En lien avec les collectivités territoriales, le représentant personnel du Président de la République pour la gastronomie doit saisir l’opportunité de l’année de la gastronomie afin de proposer un plan ambitieux pour le tourisme gastronomique en France. Le savoir-vivre à la française et les savoir-faire culinaires pluriséculaires y seraient valorisés. Un site internet dynamique et interactif, disponibles en plusieurs langues, servirait les besoins du plan et valoriserait l’offre française. Des cartes interactives ainsi que des lexiques regroupant les termes les plus fréquemment utilisés dans les cartes et menus des restaurants seraient proposés. Le site valoriserait les initiatives en réseaux telles que La Vallée de la gastronomie, ou les cités de la gastronomie, et serait en mesure de proposer des parcours gastronomes personnalisés à ses visiteurs.

Par ailleurs, un effort relatif à la traduction des cartes et menus doit être effectué pour inciter les visiteurs internationaux à s’asseoir aux tables françaises. La crise de la Covid a conduit nombre de restaurants à proposer des QR codes en substitution des cartes. Si cette technologie a tout d’abord été utilisée dans un but sanitaire, elle pourrait être maintenue dans un objectif d’attractivité touristique. En effet, des QR codes positionnés sur les traditionnelles cartes pourraient permettre aux touristes étrangers d’accéder immédiatement à une version traduite des menus.

En outre, dans les lieux touristiques, toute évolution visant à adapter les horaires de service afin de tenir compte des habitudes de restauration des touristes serait bienvenue.

d.   À l’université, fédérer les programmes de recherche sur la gastronomie pour consolider les « food studies »

La France doit s’affirmer comme le leader naturel des programmes de recherche relatifs aux sciences de l’alimentation (« food studies »).

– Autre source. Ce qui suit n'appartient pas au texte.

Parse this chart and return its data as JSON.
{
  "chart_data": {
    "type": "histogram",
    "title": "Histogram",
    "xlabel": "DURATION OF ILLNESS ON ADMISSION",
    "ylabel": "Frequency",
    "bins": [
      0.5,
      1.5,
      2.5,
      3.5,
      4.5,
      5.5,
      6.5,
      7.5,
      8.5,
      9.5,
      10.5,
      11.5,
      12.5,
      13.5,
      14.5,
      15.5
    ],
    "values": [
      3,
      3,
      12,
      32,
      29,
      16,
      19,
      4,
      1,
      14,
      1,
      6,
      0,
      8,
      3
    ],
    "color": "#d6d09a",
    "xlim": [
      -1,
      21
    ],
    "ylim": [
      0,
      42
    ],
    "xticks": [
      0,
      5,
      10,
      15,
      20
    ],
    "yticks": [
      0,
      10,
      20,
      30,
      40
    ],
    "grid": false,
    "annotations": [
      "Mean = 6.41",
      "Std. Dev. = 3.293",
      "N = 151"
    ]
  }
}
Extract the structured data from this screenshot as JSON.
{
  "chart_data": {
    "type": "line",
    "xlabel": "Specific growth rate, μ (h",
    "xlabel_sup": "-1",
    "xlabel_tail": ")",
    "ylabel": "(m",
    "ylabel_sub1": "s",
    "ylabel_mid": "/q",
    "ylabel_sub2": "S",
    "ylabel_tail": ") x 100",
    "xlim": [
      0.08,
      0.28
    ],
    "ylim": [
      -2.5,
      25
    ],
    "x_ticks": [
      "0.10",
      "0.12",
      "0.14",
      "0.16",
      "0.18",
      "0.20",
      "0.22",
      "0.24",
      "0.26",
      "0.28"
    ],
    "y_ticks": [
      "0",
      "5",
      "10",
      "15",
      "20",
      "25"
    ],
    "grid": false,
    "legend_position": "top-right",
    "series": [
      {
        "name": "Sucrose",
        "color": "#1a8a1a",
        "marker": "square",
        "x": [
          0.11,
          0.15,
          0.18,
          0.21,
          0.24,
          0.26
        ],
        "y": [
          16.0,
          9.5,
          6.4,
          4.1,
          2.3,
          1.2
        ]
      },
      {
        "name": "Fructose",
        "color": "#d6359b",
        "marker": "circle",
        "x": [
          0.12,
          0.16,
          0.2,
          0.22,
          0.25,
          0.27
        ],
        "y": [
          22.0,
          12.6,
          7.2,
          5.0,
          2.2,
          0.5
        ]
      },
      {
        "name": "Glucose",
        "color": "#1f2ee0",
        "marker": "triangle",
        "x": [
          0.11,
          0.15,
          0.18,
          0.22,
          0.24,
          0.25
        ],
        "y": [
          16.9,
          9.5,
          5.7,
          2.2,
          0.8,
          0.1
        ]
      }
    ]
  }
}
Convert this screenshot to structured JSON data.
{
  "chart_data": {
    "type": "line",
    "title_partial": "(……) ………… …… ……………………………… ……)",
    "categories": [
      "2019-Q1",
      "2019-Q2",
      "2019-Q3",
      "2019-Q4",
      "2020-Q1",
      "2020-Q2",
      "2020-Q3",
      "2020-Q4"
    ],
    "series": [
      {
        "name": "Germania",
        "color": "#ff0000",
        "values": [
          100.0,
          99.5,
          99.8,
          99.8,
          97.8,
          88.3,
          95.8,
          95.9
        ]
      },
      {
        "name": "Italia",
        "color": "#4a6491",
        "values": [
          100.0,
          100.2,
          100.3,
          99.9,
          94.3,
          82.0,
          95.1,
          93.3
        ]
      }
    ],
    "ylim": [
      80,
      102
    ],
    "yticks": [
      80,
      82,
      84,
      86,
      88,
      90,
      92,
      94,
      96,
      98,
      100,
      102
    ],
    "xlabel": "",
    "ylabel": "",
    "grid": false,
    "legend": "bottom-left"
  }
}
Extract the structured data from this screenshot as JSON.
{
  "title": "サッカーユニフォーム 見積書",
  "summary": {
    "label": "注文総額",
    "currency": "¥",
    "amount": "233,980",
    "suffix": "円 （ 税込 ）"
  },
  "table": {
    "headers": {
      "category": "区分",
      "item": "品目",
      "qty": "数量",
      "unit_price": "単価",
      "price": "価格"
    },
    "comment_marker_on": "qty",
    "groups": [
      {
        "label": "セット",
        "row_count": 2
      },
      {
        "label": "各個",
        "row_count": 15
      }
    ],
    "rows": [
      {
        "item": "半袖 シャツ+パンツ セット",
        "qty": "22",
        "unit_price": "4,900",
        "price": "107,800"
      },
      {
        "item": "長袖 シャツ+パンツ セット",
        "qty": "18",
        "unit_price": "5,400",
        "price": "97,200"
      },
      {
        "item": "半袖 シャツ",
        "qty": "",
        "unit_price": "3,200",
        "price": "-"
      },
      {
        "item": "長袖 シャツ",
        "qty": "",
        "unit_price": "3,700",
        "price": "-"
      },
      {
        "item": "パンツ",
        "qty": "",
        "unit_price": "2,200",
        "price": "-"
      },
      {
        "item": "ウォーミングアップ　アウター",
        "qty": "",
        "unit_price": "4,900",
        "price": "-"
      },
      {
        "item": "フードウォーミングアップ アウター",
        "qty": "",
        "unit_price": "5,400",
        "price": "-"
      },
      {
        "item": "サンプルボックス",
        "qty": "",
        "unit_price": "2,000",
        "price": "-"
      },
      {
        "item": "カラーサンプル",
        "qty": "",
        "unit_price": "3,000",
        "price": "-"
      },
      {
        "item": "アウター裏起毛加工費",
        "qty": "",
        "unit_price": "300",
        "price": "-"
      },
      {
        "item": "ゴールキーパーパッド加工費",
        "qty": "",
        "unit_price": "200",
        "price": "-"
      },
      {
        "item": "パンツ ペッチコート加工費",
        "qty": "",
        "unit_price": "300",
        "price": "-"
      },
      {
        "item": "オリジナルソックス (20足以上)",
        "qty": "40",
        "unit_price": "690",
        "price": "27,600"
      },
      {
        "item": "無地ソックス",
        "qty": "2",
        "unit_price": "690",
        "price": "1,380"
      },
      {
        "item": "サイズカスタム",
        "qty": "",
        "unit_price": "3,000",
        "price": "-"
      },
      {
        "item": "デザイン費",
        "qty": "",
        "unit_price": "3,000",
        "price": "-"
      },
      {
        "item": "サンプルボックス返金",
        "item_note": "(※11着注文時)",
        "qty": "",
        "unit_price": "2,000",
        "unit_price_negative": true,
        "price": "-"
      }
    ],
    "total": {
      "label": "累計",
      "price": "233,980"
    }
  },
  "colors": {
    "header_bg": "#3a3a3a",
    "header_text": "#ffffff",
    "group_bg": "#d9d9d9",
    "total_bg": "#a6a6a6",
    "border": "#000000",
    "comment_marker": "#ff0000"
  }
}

Dans cet objectif, l’Institut européen d’histoire et des cultures de l’alimentation, créé en 2001 à l’initiative du ministère de l’enseignement supérieur et de la recherche, est une agence de développement scientifique au service d’une double ambition. Premièrement, il s’agit d’encourager la recherche et la formation universitaires relatives aux « cultures et patrimoines alimentaires ». Deuxièmement, il s’agit d’aider l’université de Tours à se positionner comme un pôle d’excellence européen sur ce thème, le choix ayant été fait d’installer le siège de l’IEHCA à Tours.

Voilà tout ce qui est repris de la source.